Could be not heard but more that the focus is on some small point and not the overall context or point of the post. I mean, if someone asks a question at the end, I certain would expect responses to be based on the question but if the question is a culmination of an experience and no one reads the experience, then the responses may not necessarily help. It can also be a small specific point that isn't indicative of the whole post and could result in a view being taken out of context. I dunno if I'm being clear. I know I can talk in circles sometimes so if I have I apologize.

Quote:
I have seen people post comments and when no one responds, they come back on with a pouty kind of tone, "No body likes me, why is everyone ignoring me? I'm not a cool kid" thing. I see it on another site a lot (not a b-f type site). I feel sad when that happens, but I don't think it's silencing to not respond to someone. No one should be obligated to communicate when they have nothing to say.
I've seen that as well. I have posted a few threads which I thought would be great discussions but no one has replied (although I got lots of rep feedback).
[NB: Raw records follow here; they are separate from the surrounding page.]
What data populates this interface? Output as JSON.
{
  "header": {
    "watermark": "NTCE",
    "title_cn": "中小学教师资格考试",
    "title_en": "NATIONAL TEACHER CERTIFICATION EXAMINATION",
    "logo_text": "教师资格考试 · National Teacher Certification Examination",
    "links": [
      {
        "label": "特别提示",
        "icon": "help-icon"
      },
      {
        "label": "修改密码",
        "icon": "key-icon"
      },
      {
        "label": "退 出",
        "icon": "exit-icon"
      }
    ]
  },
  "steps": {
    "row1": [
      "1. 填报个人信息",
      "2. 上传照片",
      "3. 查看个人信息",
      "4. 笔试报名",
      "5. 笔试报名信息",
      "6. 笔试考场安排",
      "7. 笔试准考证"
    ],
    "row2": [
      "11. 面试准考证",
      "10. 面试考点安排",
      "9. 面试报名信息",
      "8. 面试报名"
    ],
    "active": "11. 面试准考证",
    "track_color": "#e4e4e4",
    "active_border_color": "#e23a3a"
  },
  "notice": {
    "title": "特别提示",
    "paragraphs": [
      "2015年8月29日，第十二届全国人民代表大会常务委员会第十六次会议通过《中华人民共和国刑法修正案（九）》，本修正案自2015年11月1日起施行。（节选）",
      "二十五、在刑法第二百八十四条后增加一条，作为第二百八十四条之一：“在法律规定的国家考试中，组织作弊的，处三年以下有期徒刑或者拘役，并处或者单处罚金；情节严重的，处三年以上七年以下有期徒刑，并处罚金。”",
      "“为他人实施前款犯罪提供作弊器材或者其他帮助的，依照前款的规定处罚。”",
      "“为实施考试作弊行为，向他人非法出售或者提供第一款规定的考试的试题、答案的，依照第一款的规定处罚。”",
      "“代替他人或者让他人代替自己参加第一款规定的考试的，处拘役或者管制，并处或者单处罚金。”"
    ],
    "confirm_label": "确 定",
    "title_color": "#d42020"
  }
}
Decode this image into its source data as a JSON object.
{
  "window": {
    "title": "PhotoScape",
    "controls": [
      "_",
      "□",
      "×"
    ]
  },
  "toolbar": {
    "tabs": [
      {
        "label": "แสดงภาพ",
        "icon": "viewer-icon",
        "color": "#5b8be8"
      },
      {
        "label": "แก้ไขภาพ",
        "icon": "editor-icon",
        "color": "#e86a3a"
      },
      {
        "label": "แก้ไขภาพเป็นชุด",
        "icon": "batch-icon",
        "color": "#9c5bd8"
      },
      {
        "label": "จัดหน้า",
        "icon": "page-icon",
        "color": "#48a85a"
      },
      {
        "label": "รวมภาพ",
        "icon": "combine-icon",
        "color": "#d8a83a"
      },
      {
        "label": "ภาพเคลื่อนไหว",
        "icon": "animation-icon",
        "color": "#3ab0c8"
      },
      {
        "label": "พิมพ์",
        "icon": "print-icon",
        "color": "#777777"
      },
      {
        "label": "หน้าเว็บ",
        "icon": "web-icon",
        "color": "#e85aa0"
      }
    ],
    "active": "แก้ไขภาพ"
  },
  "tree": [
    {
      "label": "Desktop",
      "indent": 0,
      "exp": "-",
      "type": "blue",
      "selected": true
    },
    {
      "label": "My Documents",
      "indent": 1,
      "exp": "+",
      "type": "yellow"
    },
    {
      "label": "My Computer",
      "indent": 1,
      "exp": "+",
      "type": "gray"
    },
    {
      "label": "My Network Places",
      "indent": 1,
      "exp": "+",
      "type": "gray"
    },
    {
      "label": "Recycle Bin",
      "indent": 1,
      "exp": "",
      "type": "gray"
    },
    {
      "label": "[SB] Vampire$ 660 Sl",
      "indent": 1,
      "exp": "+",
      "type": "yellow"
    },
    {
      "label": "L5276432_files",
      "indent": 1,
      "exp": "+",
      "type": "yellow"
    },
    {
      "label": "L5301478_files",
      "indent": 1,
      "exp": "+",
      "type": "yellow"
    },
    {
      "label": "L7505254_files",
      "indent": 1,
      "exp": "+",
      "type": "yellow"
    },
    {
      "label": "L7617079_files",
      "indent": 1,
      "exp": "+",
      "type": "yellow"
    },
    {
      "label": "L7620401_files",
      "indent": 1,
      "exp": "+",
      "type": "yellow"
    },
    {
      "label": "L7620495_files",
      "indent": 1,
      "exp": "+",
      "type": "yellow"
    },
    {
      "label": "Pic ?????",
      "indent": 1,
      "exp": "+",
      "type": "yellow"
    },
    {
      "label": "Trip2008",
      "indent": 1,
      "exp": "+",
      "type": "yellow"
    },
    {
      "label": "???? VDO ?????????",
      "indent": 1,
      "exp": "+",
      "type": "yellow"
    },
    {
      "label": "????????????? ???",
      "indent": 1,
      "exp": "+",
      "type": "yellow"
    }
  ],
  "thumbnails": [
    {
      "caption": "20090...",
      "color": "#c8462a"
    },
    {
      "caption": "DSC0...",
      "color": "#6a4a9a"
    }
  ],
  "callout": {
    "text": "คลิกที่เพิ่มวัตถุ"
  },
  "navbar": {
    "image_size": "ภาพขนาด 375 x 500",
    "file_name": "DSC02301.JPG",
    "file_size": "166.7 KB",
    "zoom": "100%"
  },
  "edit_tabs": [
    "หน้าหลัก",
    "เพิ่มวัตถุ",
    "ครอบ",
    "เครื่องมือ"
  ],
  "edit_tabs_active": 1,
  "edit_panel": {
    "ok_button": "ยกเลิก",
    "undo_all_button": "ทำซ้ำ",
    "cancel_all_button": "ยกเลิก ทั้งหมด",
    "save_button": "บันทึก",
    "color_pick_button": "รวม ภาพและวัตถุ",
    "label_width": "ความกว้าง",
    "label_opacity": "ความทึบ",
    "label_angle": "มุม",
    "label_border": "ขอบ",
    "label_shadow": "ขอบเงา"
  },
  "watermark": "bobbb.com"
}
I just wish some of it would be in the discussion but I suspect sometimes it's too sensitive of an issue to discuss. I won't get pouty over it (although I can if it helps start discussion ). I think when we start a thread we have to remember that it sometimes won't cause everyone to speak, respond, etc. Sometimes it will; sometimes people look at a post and see it as a vent/rant/PoV that they agree with and have nothing more that they could add (this is one of the reasons I thought the "Thanks" button would be good).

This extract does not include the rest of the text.